劇団ハコイリムスメ『パジャマでドライブ』(門前亜里・小松もか・菅沼もにか) - YouTube


 3つとも劇から歌への繋がりが丁寧で、劇が歌の世界観をさらに深く広げていました。劇があることで歌により没入でき、彼女達によって作られた世界の訪問者として聴きいるのは良い体験でした。何か歌を聴く場合、勝手に思い入れとかいろんな物語を裏に重ねて聴くことで特別な体験にしてしまいがちですが、こうやって劇で背景を提示されると別段深い思い入れが無くとも感動できるのかもと、後になってなるほどなあと思い至っています。そういう事前の文脈無しに完結した感動を与えられるところなどとても演劇的ではないでしょうか。しかし、感動を与えるいちばんの原動力は演者の真摯な姿勢であるので、仕組みだけではダメで、今回はハコムスのみなさんが自分達の力を出し切っての演技と歌が素晴らしかったからここまで感動出来たのだと思います。


 ただ、門前さんの涙が零れそうな瞳を見ていると、僕が感動した相手が門前さんではなく、その涙ではと自分を疑ってしまいます。あの涙に惑わされて、しっかりと門前さんの演技を見ていなかったのではないかと不安です。それすらも演技と言われればそうなのですが。泣かれるとこちらは否応無しに心を引き込まれてしまいます。涙の前ではストーリーとかどうでもよくなってしまう。張り詰めた空気の中、ぎりぎりの演技で心を揺さぶられるのが気持ちいいのです。とまあ、そんな安易に涙を見せることに否定的な自分ですが、嫌いかというと大好きです。とても卑しいことですが、女の子が涙を流すほどに透明感を増していく、その姿を見るのが大好きです。もっと見せてよ君の涙。自分でも嫌な嗜好だなと思います。でも、あの話の流れだとしょうがないですよね。門前さん素晴らしかったです。なんかめっちゃ苦言しているように見えちゃいますが、門前さん大好きです。

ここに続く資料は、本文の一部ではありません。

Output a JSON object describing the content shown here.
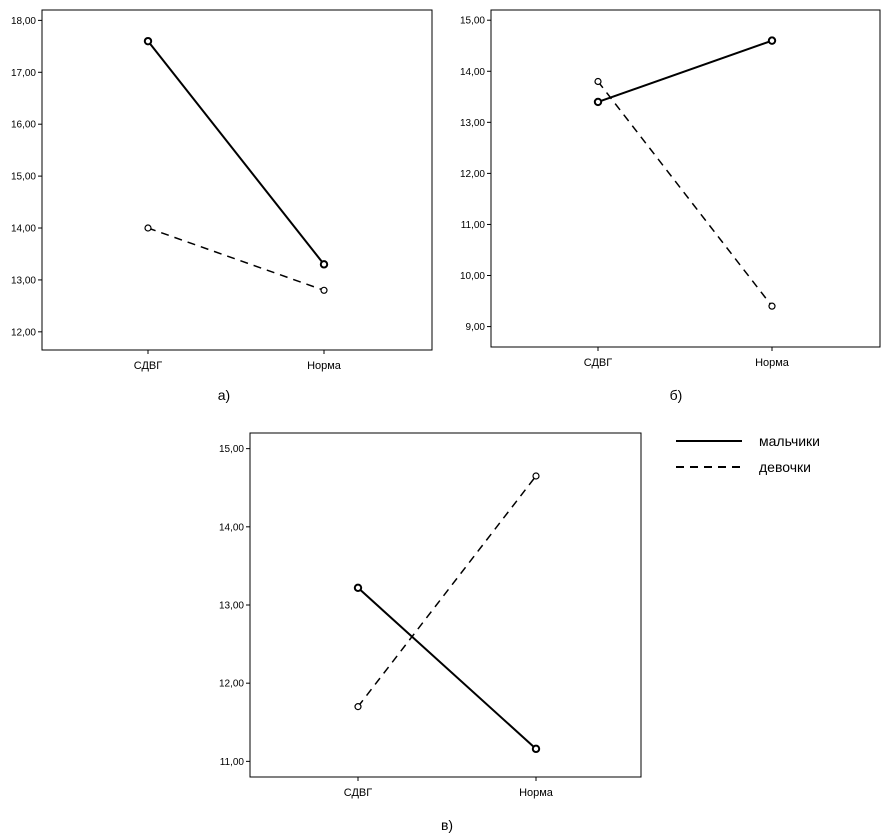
{
  "legend": [
    {
      "name": "мальчики",
      "style": "solid"
    },
    {
      "name": "девочки",
      "style": "dashed"
    }
  ],
  "chart_data": [
    {
      "type": "line",
      "panel_label": "а)",
      "categories": [
        "СДВГ",
        "Норма"
      ],
      "y_ticks": [
        "12,00",
        "13,00",
        "14,00",
        "15,00",
        "16,00",
        "17,00",
        "18,00"
      ],
      "ylim": [
        11.65,
        18.2
      ],
      "series": [
        {
          "name": "мальчики",
          "values": [
            17.6,
            13.3
          ]
        },
        {
          "name": "девочки",
          "values": [
            14.0,
            12.8
          ]
        }
      ]
    },
    {
      "type": "line",
      "panel_label": "б)",
      "categories": [
        "СДВГ",
        "Норма"
      ],
      "y_ticks": [
        "9,00",
        "10,00",
        "11,00",
        "12,00",
        "13,00",
        "14,00",
        "15,00"
      ],
      "ylim": [
        8.6,
        15.2
      ],
      "series": [
        {
          "name": "мальчики",
          "values": [
            13.4,
            14.6
          ]
        },
        {
          "name": "девочки",
          "values": [
            13.8,
            9.4
          ]
        }
      ]
    },
    {
      "type": "line",
      "panel_label": "в)",
      "categories": [
        "СДВГ",
        "Норма"
      ],
      "y_ticks": [
        "11,00",
        "12,00",
        "13,00",
        "14,00",
        "15,00"
      ],
      "ylim": [
        10.8,
        15.2
      ],
      "series": [
        {
          "name": "мальчики",
          "values": [
            13.22,
            11.16
          ]
        },
        {
          "name": "девочки",
          "values": [
            11.7,
            14.65
          ]
        }
      ]
    }
  ]
}
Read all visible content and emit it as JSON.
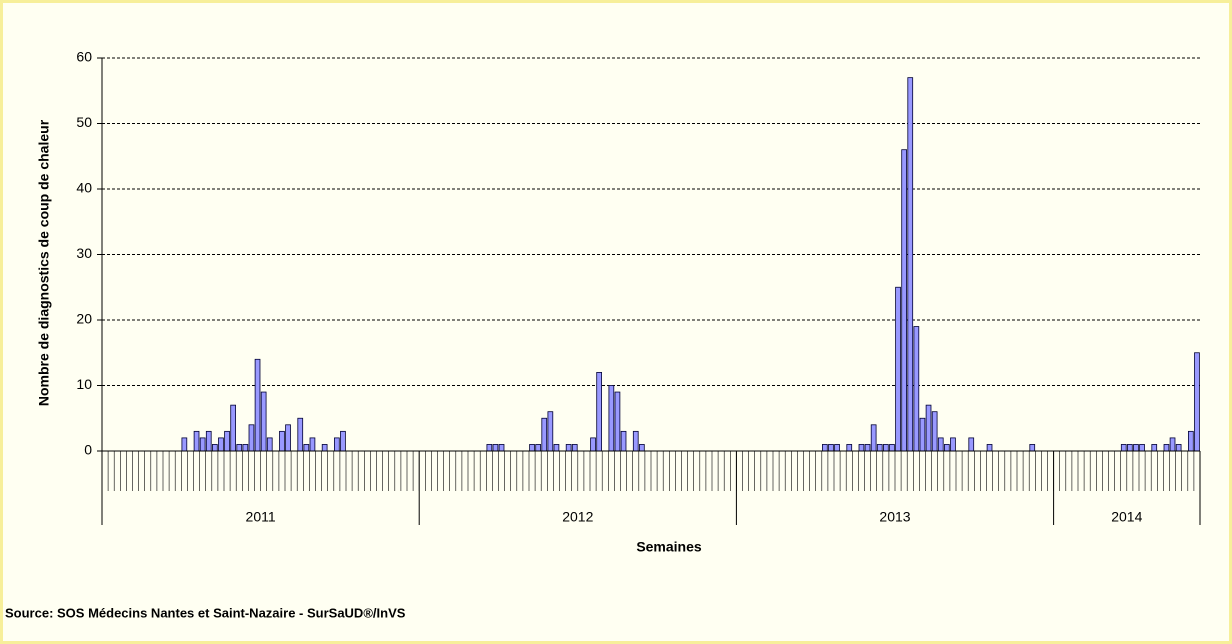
{
  "chart_data": {
    "type": "bar",
    "y_label": "Nombre de diagnostics de coup de chaleur",
    "x_label": "Semaines",
    "source": "Source: SOS Médecins Nantes et Saint-Nazaire - SurSaUD®/InVS",
    "ylim": [
      0,
      60
    ],
    "yticks": [
      0,
      10,
      20,
      30,
      40,
      50,
      60
    ],
    "grid": true,
    "color": "#9999ff",
    "years": [
      {
        "label": "2011",
        "values": [
          0,
          0,
          0,
          0,
          0,
          0,
          0,
          0,
          0,
          0,
          0,
          0,
          0,
          2,
          0,
          3,
          2,
          3,
          1,
          2,
          3,
          7,
          1,
          1,
          4,
          14,
          9,
          2,
          0,
          3,
          4,
          0,
          5,
          1,
          2,
          0,
          1,
          0,
          2,
          3,
          0,
          0,
          0,
          0,
          0,
          0,
          0,
          0,
          0,
          0,
          0,
          0
        ]
      },
      {
        "label": "2012",
        "values": [
          0,
          0,
          0,
          0,
          0,
          0,
          0,
          0,
          0,
          0,
          0,
          1,
          1,
          1,
          0,
          0,
          0,
          0,
          1,
          1,
          5,
          6,
          1,
          0,
          1,
          1,
          0,
          0,
          2,
          12,
          0,
          10,
          9,
          3,
          0,
          3,
          1,
          0,
          0,
          0,
          0,
          0,
          0,
          0,
          0,
          0,
          0,
          0,
          0,
          0,
          0,
          0
        ]
      },
      {
        "label": "2013",
        "values": [
          0,
          0,
          0,
          0,
          0,
          0,
          0,
          0,
          0,
          0,
          0,
          0,
          0,
          0,
          1,
          1,
          1,
          0,
          1,
          0,
          1,
          1,
          4,
          1,
          1,
          1,
          25,
          46,
          57,
          19,
          5,
          7,
          6,
          2,
          1,
          2,
          0,
          0,
          2,
          0,
          0,
          1,
          0,
          0,
          0,
          0,
          0,
          0,
          1,
          0,
          0,
          0
        ]
      },
      {
        "label": "2014",
        "values": [
          0,
          0,
          0,
          0,
          0,
          0,
          0,
          0,
          0,
          0,
          0,
          1,
          1,
          1,
          1,
          0,
          1,
          0,
          1,
          2,
          1,
          0,
          3,
          15
        ]
      }
    ]
  }
}
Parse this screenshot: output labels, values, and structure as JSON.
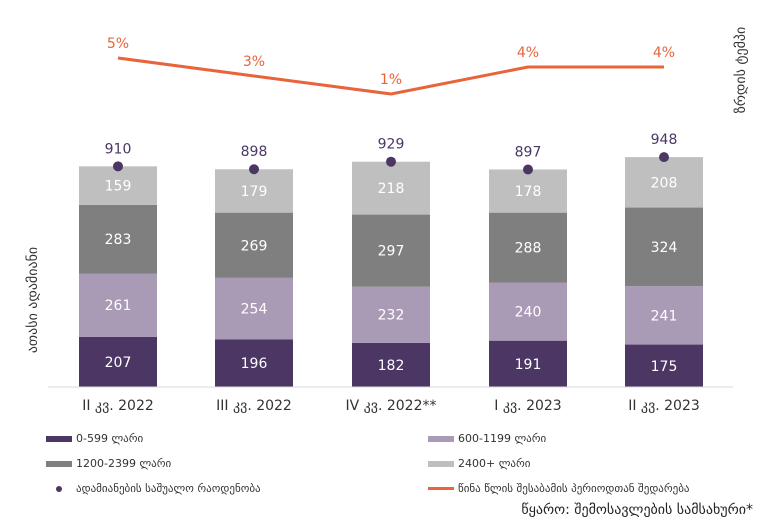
{
  "chart_data": {
    "type": "bar",
    "subtype": "stacked-bar-with-line",
    "categories": [
      "II კვ. 2022",
      "III კვ. 2022",
      "IV კვ. 2022**",
      "I კვ. 2023",
      "II კვ. 2023"
    ],
    "ylabel": "ათასი ადამიანი",
    "y2label": "ზრდის ტემპი",
    "series": [
      {
        "name": "0-599 ლარი",
        "color": "#4b3664",
        "values": [
          207,
          196,
          182,
          191,
          175
        ]
      },
      {
        "name": "600-1199 ლარი",
        "color": "#a99ab6",
        "values": [
          261,
          254,
          232,
          240,
          241
        ]
      },
      {
        "name": "1200-2399 ლარი",
        "color": "#7f7f7f",
        "values": [
          283,
          269,
          297,
          288,
          324
        ]
      },
      {
        "name": "2400+ ლარი",
        "color": "#bfbfbf",
        "values": [
          159,
          179,
          218,
          178,
          208
        ]
      }
    ],
    "average": {
      "name": "ადამიანების საშუალო რაოდენობა",
      "color": "#4b3664",
      "values": [
        910,
        898,
        929,
        897,
        948
      ]
    },
    "growth": {
      "name": "წინა წლის შესაბამის პერიოდთან შედარება",
      "color": "#e8643a",
      "values": [
        5,
        3,
        1,
        4,
        4
      ],
      "labels": [
        "5%",
        "3%",
        "1%",
        "4%",
        "4%"
      ]
    },
    "ylim": [
      0,
      1000
    ],
    "grid": false,
    "legend_placement": "bottom"
  },
  "source": "წყარო: შემოსავლების სამსახური*"
}
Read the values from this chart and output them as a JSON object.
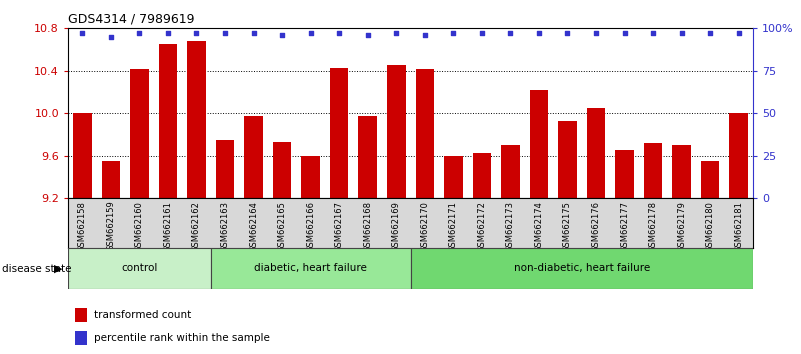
{
  "title": "GDS4314 / 7989619",
  "samples": [
    "GSM662158",
    "GSM662159",
    "GSM662160",
    "GSM662161",
    "GSM662162",
    "GSM662163",
    "GSM662164",
    "GSM662165",
    "GSM662166",
    "GSM662167",
    "GSM662168",
    "GSM662169",
    "GSM662170",
    "GSM662171",
    "GSM662172",
    "GSM662173",
    "GSM662174",
    "GSM662175",
    "GSM662176",
    "GSM662177",
    "GSM662178",
    "GSM662179",
    "GSM662180",
    "GSM662181"
  ],
  "bar_values": [
    10.0,
    9.55,
    10.42,
    10.65,
    10.68,
    9.75,
    9.97,
    9.73,
    9.6,
    10.43,
    9.97,
    10.45,
    10.42,
    9.6,
    9.63,
    9.7,
    10.22,
    9.93,
    10.05,
    9.65,
    9.72,
    9.7,
    9.55,
    10.0
  ],
  "percentile_values": [
    97,
    95,
    97,
    97,
    97,
    97,
    97,
    96,
    97,
    97,
    96,
    97,
    96,
    97,
    97,
    97,
    97,
    97,
    97,
    97,
    97,
    97,
    97,
    97
  ],
  "bar_color": "#cc0000",
  "percentile_color": "#3333cc",
  "ylim_left": [
    9.2,
    10.8
  ],
  "ylim_right": [
    0,
    100
  ],
  "yticks_left": [
    9.2,
    9.6,
    10.0,
    10.4,
    10.8
  ],
  "yticks_right": [
    0,
    25,
    50,
    75,
    100
  ],
  "ytick_labels_right": [
    "0",
    "25",
    "50",
    "75",
    "100%"
  ],
  "gridlines": [
    9.6,
    10.0,
    10.4
  ],
  "group_defs": [
    {
      "label": "control",
      "start": 0,
      "end": 4,
      "color": "#c8f0c8"
    },
    {
      "label": "diabetic, heart failure",
      "start": 5,
      "end": 11,
      "color": "#98e898"
    },
    {
      "label": "non-diabetic, heart failure",
      "start": 12,
      "end": 23,
      "color": "#70d870"
    }
  ],
  "disease_state_label": "disease state"
}
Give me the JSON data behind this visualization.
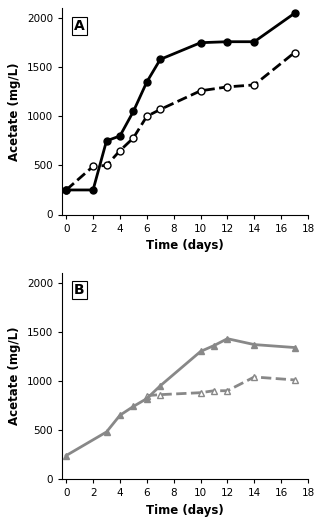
{
  "panel_A": {
    "label": "A",
    "solid_circle": {
      "x": [
        0,
        2,
        3,
        4,
        5,
        6,
        7,
        10,
        12,
        14,
        17
      ],
      "y": [
        250,
        250,
        750,
        800,
        1050,
        1350,
        1580,
        1750,
        1760,
        1760,
        2050
      ],
      "color": "#000000",
      "linestyle": "solid",
      "marker": "o",
      "markerfacecolor": "#000000",
      "linewidth": 2.0,
      "markersize": 5
    },
    "open_circle": {
      "x": [
        0,
        2,
        3,
        4,
        5,
        6,
        7,
        10,
        12,
        14,
        17
      ],
      "y": [
        250,
        490,
        500,
        650,
        780,
        1000,
        1070,
        1260,
        1300,
        1320,
        1650
      ],
      "color": "#000000",
      "linestyle": "dashed",
      "marker": "o",
      "markerfacecolor": "#ffffff",
      "linewidth": 2.0,
      "markersize": 5
    },
    "ylabel": "Acetate (mg/L)",
    "xlabel": "Time (days)",
    "ylim": [
      0,
      2100
    ],
    "xlim": [
      -0.3,
      18
    ],
    "yticks": [
      0,
      500,
      1000,
      1500,
      2000
    ],
    "xticks": [
      0,
      2,
      4,
      6,
      8,
      10,
      12,
      14,
      16,
      18
    ]
  },
  "panel_B": {
    "label": "B",
    "solid_triangle": {
      "x": [
        0,
        3,
        4,
        5,
        6,
        7,
        10,
        11,
        12,
        14,
        17
      ],
      "y": [
        240,
        480,
        650,
        740,
        820,
        950,
        1300,
        1360,
        1430,
        1370,
        1340
      ],
      "color": "#888888",
      "linestyle": "solid",
      "marker": "^",
      "markerfacecolor": "#888888",
      "linewidth": 2.0,
      "markersize": 5
    },
    "open_triangle": {
      "x": [
        6,
        7,
        10,
        11,
        12,
        14,
        17
      ],
      "y": [
        850,
        860,
        880,
        900,
        900,
        1040,
        1010
      ],
      "color": "#888888",
      "linestyle": "dashed",
      "marker": "^",
      "markerfacecolor": "#ffffff",
      "linewidth": 2.0,
      "markersize": 5
    },
    "ylabel": "Acetate (mg/L)",
    "xlabel": "Time (days)",
    "ylim": [
      0,
      2100
    ],
    "xlim": [
      -0.3,
      18
    ],
    "yticks": [
      0,
      500,
      1000,
      1500,
      2000
    ],
    "xticks": [
      0,
      2,
      4,
      6,
      8,
      10,
      12,
      14,
      16,
      18
    ]
  },
  "background_color": "#ffffff",
  "panel_label_fontsize": 10,
  "axis_label_fontsize": 8.5,
  "tick_fontsize": 7.5
}
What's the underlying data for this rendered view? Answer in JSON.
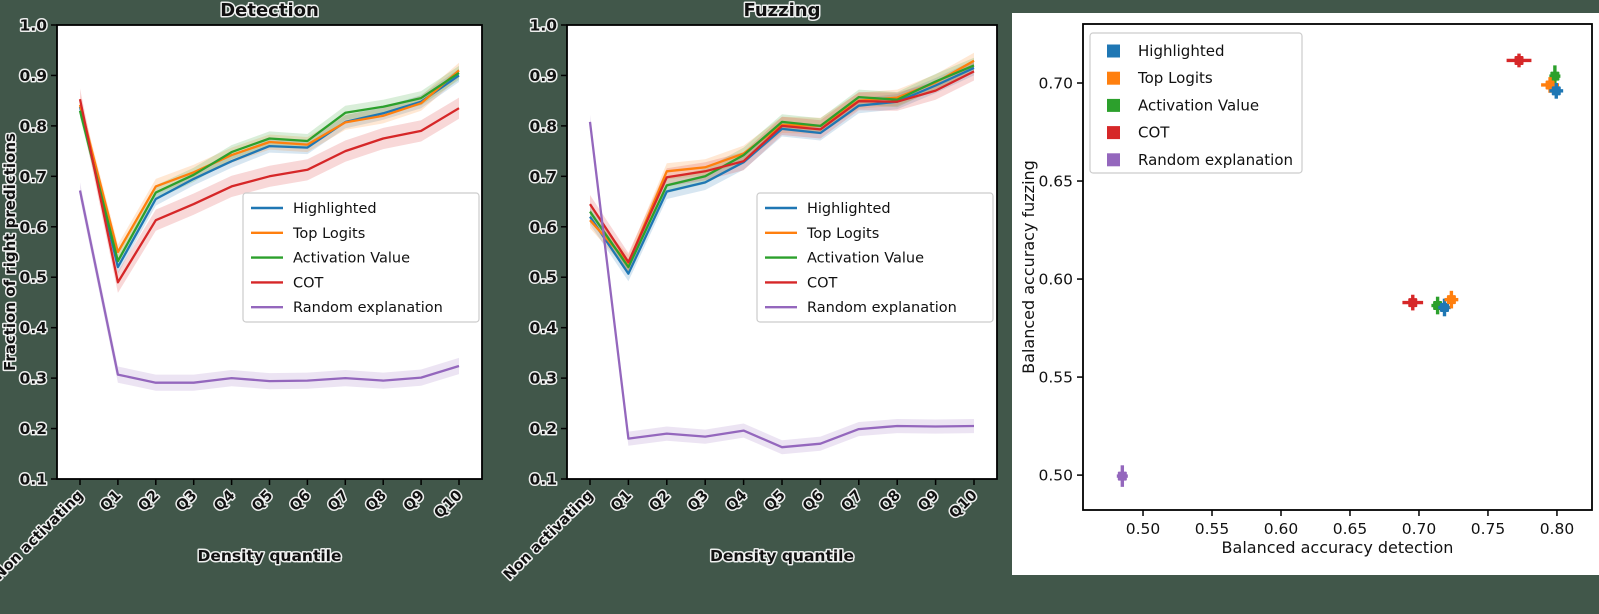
{
  "figure": {
    "background_color": "#41574a",
    "panel_color": "#ffffff",
    "text_color": "#111111",
    "axis_color": "#000000",
    "legend_border_color": "#cccccc"
  },
  "chart_data": [
    {
      "type": "line",
      "title": "Detection",
      "xlabel": "Density quantile",
      "ylabel": "Fraction of right predictions",
      "categories": [
        "Non activating",
        "Q1",
        "Q2",
        "Q3",
        "Q4",
        "Q5",
        "Q6",
        "Q7",
        "Q8",
        "Q9",
        "Q10"
      ],
      "yticks": [
        "0.1",
        "0.2",
        "0.3",
        "0.4",
        "0.5",
        "0.6",
        "0.7",
        "0.8",
        "0.9",
        "1.0"
      ],
      "ylim": [
        0.1,
        1.0
      ],
      "grid": false,
      "legend_position": "center-right",
      "series": [
        {
          "name": "Highlighted",
          "color": "#1f77b4",
          "band": 0.013,
          "values": [
            0.838,
            0.52,
            0.655,
            0.695,
            0.73,
            0.76,
            0.757,
            0.808,
            0.825,
            0.848,
            0.9
          ]
        },
        {
          "name": "Top Logits",
          "color": "#ff7f0e",
          "band": 0.015,
          "values": [
            0.842,
            0.55,
            0.68,
            0.708,
            0.742,
            0.768,
            0.763,
            0.807,
            0.82,
            0.845,
            0.91
          ]
        },
        {
          "name": "Activation Value",
          "color": "#2ca02c",
          "band": 0.014,
          "values": [
            0.83,
            0.532,
            0.668,
            0.703,
            0.748,
            0.775,
            0.77,
            0.826,
            0.838,
            0.855,
            0.905
          ]
        },
        {
          "name": "COT",
          "color": "#d62728",
          "band": 0.021,
          "values": [
            0.853,
            0.49,
            0.613,
            0.645,
            0.68,
            0.7,
            0.713,
            0.75,
            0.775,
            0.79,
            0.835
          ]
        },
        {
          "name": "Random explanation",
          "color": "#9467bd",
          "band": 0.016,
          "values": [
            0.672,
            0.307,
            0.291,
            0.291,
            0.3,
            0.294,
            0.295,
            0.3,
            0.295,
            0.301,
            0.324
          ]
        }
      ]
    },
    {
      "type": "line",
      "title": "Fuzzing",
      "xlabel": "Density quantile",
      "ylabel": "",
      "categories": [
        "Non activating",
        "Q1",
        "Q2",
        "Q3",
        "Q4",
        "Q5",
        "Q6",
        "Q7",
        "Q8",
        "Q9",
        "Q10"
      ],
      "yticks": [
        "0.1",
        "0.2",
        "0.3",
        "0.4",
        "0.5",
        "0.6",
        "0.7",
        "0.8",
        "0.9",
        "1.0"
      ],
      "ylim": [
        0.1,
        1.0
      ],
      "grid": false,
      "legend_position": "center-right",
      "series": [
        {
          "name": "Highlighted",
          "color": "#1f77b4",
          "band": 0.015,
          "values": [
            0.62,
            0.507,
            0.67,
            0.688,
            0.728,
            0.794,
            0.786,
            0.84,
            0.848,
            0.88,
            0.915
          ]
        },
        {
          "name": "Top Logits",
          "color": "#ff7f0e",
          "band": 0.016,
          "values": [
            0.613,
            0.528,
            0.71,
            0.718,
            0.745,
            0.802,
            0.8,
            0.85,
            0.856,
            0.886,
            0.929
          ]
        },
        {
          "name": "Activation Value",
          "color": "#2ca02c",
          "band": 0.015,
          "values": [
            0.63,
            0.52,
            0.682,
            0.7,
            0.742,
            0.808,
            0.8,
            0.857,
            0.852,
            0.888,
            0.92
          ]
        },
        {
          "name": "COT",
          "color": "#d62728",
          "band": 0.018,
          "values": [
            0.645,
            0.53,
            0.698,
            0.71,
            0.73,
            0.8,
            0.793,
            0.849,
            0.848,
            0.87,
            0.908
          ]
        },
        {
          "name": "Random explanation",
          "color": "#9467bd",
          "band": 0.014,
          "values": [
            0.808,
            0.18,
            0.19,
            0.184,
            0.196,
            0.163,
            0.17,
            0.199,
            0.205,
            0.204,
            0.205
          ]
        }
      ]
    },
    {
      "type": "scatter",
      "title": "",
      "xlabel": "Balanced accuracy detection",
      "ylabel": "Balanced accuracy fuzzing",
      "xticks": [
        "0.50",
        "0.55",
        "0.60",
        "0.65",
        "0.70",
        "0.75",
        "0.80"
      ],
      "yticks": [
        "0.50",
        "0.55",
        "0.60",
        "0.65",
        "0.70"
      ],
      "xlim": [
        0.4565,
        0.8254
      ],
      "ylim": [
        0.4822,
        0.7301
      ],
      "grid": false,
      "legend_position": "upper-left",
      "legend": [
        {
          "name": "Highlighted",
          "color": "#1f77b4"
        },
        {
          "name": "Top Logits",
          "color": "#ff7f0e"
        },
        {
          "name": "Activation Value",
          "color": "#2ca02c"
        },
        {
          "name": "COT",
          "color": "#d62728"
        },
        {
          "name": "Random explanation",
          "color": "#9467bd"
        }
      ],
      "points": [
        {
          "series": "COT",
          "color": "#d62728",
          "x": 0.7725,
          "y": 0.7115,
          "xerr": 0.009,
          "yerr": 0.0035
        },
        {
          "series": "Activation Value",
          "color": "#2ca02c",
          "x": 0.7985,
          "y": 0.7035,
          "xerr": 0.004,
          "yerr": 0.0055
        },
        {
          "series": "Top Logits",
          "color": "#ff7f0e",
          "x": 0.795,
          "y": 0.699,
          "xerr": 0.0065,
          "yerr": 0.004
        },
        {
          "series": "Highlighted",
          "color": "#1f77b4",
          "x": 0.7995,
          "y": 0.696,
          "xerr": 0.005,
          "yerr": 0.004
        },
        {
          "series": "COT",
          "color": "#d62728",
          "x": 0.6955,
          "y": 0.588,
          "xerr": 0.0075,
          "yerr": 0.004
        },
        {
          "series": "Activation Value",
          "color": "#2ca02c",
          "x": 0.7135,
          "y": 0.5865,
          "xerr": 0.0045,
          "yerr": 0.0045
        },
        {
          "series": "Highlighted",
          "color": "#1f77b4",
          "x": 0.7185,
          "y": 0.5855,
          "xerr": 0.0045,
          "yerr": 0.0045
        },
        {
          "series": "Top Logits",
          "color": "#ff7f0e",
          "x": 0.7235,
          "y": 0.5895,
          "xerr": 0.005,
          "yerr": 0.0045
        },
        {
          "series": "Random explanation",
          "color": "#9467bd",
          "x": 0.485,
          "y": 0.4995,
          "xerr": 0.004,
          "yerr": 0.0055
        }
      ]
    }
  ]
}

 難点があるとしたら、今回の劇は台詞を言うときにマイクを通して言うので違和感がすごかった。マイクを持たない演技は難しいのかなー。


 劇団ハコムスの後はカバー新曲です。新曲は11月でクリスマスも近くなってきたということでQlairの『スノーブーツのWish』でした。ハコムスのみなさんの衣装は赤と緑のチェック柄でクリスマスツリー色なのですが、目に浮かんでくるのはホワイトクリスマス。この曲ではイントロや間奏で雪合戦などの小芝居が入っていて、ハコムスらしい柔らかい空気に包まれ、白い風景が広がります。雪の日の朝の静まり返った世界で妖精が遊んでいるような、そんな趣きがありました。途中メンバーが客席に降りてきてお菓子を配り始めて、ひと月間違えたおっちょこちょいの可愛いサンタさんです。僕は神岡実希さんからキャンディーを頂きました。ありがとうございました。


 ハコイリムスメは見る度に好きになっていきます。11月もみなさんの成長している姿が見られて良い公演でした。次も劇団ハコムスに期待しています。もちろんありますよね。もっと先鋭化していって、最終的に歌わなくなってコンテンポラリーダンス始めたり、ポエトリーリーディングしちゃってもいいと思います。門前亜里さんによる『女生徒』を聴きたいです。それでは寝る前に今一度ハコムスの動画を見てから瞼を閉じようと思います。おやすみなさい。